Worker (ezb_wks)

This service is in charge of executing your scripts. It must be started with an account with the appropriate rights. You must install as much workers as you have service account to use.

Windows

1. Download ezb_wks from GitHub .

2. Open a admin command prompte, like CMD or Powershell.

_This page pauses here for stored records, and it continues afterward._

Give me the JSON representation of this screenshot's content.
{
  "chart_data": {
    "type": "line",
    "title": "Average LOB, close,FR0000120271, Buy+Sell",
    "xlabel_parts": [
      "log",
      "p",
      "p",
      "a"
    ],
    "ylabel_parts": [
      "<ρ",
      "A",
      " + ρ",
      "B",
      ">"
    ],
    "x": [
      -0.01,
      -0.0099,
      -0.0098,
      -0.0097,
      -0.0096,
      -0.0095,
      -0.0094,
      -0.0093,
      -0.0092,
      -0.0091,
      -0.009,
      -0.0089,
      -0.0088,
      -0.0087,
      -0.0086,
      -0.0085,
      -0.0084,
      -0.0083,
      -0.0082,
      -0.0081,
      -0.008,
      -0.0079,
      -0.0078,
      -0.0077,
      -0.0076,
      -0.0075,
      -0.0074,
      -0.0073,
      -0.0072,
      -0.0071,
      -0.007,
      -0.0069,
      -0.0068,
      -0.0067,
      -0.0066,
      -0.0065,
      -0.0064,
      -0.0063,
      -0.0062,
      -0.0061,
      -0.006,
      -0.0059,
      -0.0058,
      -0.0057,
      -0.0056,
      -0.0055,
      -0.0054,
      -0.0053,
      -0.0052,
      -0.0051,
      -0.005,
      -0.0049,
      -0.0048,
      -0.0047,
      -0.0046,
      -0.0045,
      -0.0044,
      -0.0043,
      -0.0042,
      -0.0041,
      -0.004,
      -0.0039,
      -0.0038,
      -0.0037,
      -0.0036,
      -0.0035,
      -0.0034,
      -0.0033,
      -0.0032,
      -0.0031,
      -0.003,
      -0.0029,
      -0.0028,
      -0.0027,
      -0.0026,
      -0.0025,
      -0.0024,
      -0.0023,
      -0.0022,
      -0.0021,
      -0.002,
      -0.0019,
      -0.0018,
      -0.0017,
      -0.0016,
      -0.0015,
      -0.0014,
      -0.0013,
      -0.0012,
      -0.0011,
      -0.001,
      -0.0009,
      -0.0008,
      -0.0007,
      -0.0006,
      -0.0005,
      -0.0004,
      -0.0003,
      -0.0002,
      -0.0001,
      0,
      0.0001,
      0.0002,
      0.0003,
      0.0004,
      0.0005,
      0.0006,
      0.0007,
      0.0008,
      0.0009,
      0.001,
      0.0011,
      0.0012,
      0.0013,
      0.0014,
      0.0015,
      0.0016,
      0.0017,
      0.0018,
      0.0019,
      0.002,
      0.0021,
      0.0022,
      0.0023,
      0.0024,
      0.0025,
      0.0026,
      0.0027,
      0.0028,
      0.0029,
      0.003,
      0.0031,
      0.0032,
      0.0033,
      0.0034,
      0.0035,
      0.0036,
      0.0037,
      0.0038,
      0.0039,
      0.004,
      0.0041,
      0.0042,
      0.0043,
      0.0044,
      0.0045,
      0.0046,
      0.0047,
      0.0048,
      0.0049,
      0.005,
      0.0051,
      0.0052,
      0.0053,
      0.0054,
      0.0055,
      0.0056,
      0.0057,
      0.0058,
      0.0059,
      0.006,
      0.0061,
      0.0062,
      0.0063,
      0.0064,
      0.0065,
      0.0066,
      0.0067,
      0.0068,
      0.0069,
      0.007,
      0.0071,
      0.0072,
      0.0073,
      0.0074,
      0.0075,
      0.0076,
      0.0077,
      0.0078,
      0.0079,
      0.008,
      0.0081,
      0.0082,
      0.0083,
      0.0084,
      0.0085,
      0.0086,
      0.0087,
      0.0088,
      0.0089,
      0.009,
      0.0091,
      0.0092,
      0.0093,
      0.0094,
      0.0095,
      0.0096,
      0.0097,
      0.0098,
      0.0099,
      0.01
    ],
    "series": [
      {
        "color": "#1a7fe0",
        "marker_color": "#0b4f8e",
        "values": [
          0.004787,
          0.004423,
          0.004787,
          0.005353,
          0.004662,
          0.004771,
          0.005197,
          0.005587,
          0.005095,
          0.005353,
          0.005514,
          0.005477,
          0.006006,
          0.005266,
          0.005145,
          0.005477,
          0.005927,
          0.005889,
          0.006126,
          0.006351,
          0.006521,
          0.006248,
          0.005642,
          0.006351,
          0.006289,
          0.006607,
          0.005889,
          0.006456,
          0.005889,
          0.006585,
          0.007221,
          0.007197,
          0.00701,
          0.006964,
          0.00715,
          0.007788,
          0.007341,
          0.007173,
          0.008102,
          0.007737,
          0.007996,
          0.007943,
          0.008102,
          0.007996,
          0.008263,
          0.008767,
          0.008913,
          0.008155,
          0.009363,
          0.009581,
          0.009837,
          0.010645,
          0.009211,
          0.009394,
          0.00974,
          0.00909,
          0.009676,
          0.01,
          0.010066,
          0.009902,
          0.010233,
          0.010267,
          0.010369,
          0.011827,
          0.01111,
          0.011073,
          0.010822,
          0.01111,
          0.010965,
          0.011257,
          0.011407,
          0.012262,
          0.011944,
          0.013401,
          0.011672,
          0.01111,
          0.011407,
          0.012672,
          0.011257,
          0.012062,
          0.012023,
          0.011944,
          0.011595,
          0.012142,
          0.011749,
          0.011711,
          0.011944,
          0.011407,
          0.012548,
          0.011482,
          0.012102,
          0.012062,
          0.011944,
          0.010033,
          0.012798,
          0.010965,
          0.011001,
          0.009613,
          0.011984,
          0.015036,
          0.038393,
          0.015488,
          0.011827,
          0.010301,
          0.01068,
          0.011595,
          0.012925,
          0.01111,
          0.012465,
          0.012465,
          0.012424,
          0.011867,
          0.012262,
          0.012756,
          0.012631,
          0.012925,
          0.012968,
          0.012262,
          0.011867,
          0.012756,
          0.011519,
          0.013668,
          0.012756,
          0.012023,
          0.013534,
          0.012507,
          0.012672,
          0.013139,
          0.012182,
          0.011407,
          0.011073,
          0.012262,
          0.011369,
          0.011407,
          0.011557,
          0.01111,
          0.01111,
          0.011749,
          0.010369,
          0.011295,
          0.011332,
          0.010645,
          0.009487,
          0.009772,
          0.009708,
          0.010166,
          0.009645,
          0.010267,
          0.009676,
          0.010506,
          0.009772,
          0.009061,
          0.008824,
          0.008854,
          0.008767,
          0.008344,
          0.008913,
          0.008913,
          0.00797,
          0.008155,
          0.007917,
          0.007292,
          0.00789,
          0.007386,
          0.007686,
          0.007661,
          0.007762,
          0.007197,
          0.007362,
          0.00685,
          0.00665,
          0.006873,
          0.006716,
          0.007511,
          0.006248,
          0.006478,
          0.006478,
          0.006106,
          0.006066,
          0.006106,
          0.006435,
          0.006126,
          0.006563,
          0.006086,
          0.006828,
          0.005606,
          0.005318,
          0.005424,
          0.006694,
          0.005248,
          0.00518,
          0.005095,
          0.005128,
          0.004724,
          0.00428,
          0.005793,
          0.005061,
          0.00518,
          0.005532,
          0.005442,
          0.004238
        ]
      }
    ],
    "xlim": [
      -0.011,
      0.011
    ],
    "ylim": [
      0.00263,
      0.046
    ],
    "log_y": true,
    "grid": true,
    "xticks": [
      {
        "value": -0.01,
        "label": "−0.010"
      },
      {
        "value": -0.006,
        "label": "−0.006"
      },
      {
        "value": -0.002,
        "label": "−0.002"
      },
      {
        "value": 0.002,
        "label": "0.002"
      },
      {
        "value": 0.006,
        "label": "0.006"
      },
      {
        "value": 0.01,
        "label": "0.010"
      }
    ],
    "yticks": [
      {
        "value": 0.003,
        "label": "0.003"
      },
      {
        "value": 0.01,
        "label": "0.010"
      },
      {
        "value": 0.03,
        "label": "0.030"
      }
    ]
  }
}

3. Run ezb_wks.exe with init option.

  • ezb_pki: tpc address and port of ezb_pki.
  • SAN: (Subject Alternative Name) Valid FQDN comma separated list for this certificate.

4. Edit config.json

  • Set service name and description.
  • Change if need, listener address and port [1].
{
    "listen": ":5003",
    "scriptpath": "E:\\ezbastion\\ezb_worker/script",
    "jobpath": "E:\\ezbastion\\ezb_worker/job",
    "loglevel": "info",
    "privatekey": "cert/ezb_wks.key",
    "publiccert": "cert/ezb_wks.crt",
    "cacert": "cert/ca.crt",
    "servicename": "ezb_wks",
    "servicefullname": "ezBastion worker",
    "ezb_pki": "ezb_pki.fqdn:5000",
    "san": [
        "mydbserver",
        "mydbserver.fqdn"
    ],
    "limitwarning": 20,
    "limitmax": 50
}

5. Install Windows service and start it.

ezb_wks install
ezb_wks start
[1]:port for all interfaces, 1.2.3.4:port for IPv4, 0.0.0.0:port for all IPv4 interfaces, address.fqdn:port for DNS resolution.